Operation manager Tim Cookson is a pescetarian; he does not eat meat but he still eats fish. He is not really happy with the offer of fish in Ireland. “Ireland, for a small island, is a disappointing place for fish. You would expect there would be more fish available, considering we are located by the sea. You can get it, but it’s not so good.”

He would also like to see less farmed fish and less fish coming from countries far away. “In supermarkets you have a fish counter with not a lot of locally farmed fish like salmon. It’s more like sea bass farmed in Greece or fish from Vietnam. It’s mad; we’re in Ireland surrounded by the sea and it’s ridiculous.”

Mr Cookson also does not like the way the dish fish and chips is made in restaurants. “It’s a real problem because very few places use fresh fish. In most places it’s frozen fish. Also most fish-and-chips shops fry their chips in beef fat, which is not great for pescetarians. And it seems to be the standard.”

He does not really mind living in a real beef city such as Dublin. He has not eaten meat for a long time, so it has become a way of life.
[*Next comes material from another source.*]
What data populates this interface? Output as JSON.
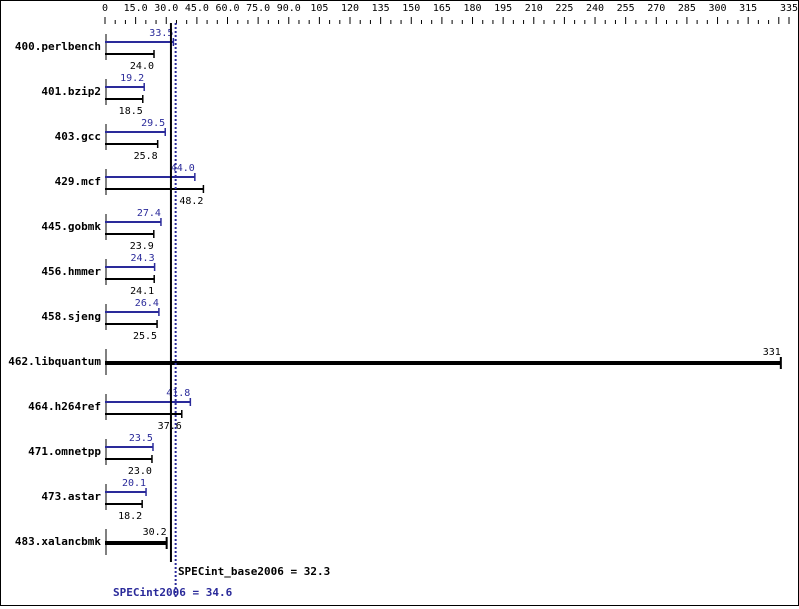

He is used to going to restaurants and having only one choice on the menu. It is normal for him to go to somebody’s house and have to say, “no thank you, I don’t eat meat”, when they offer it.

It is easier in other big global cities like London, where he is originally from. “There you just have more options; it’s a massive city with more possibilities. Dublin is much much smaller. You also have a lot more Indian restaurants in London, which are great for vegetarians and pescetarians I think.”

But, all in all, he is not really having problems with being a pescetarian in Dublin.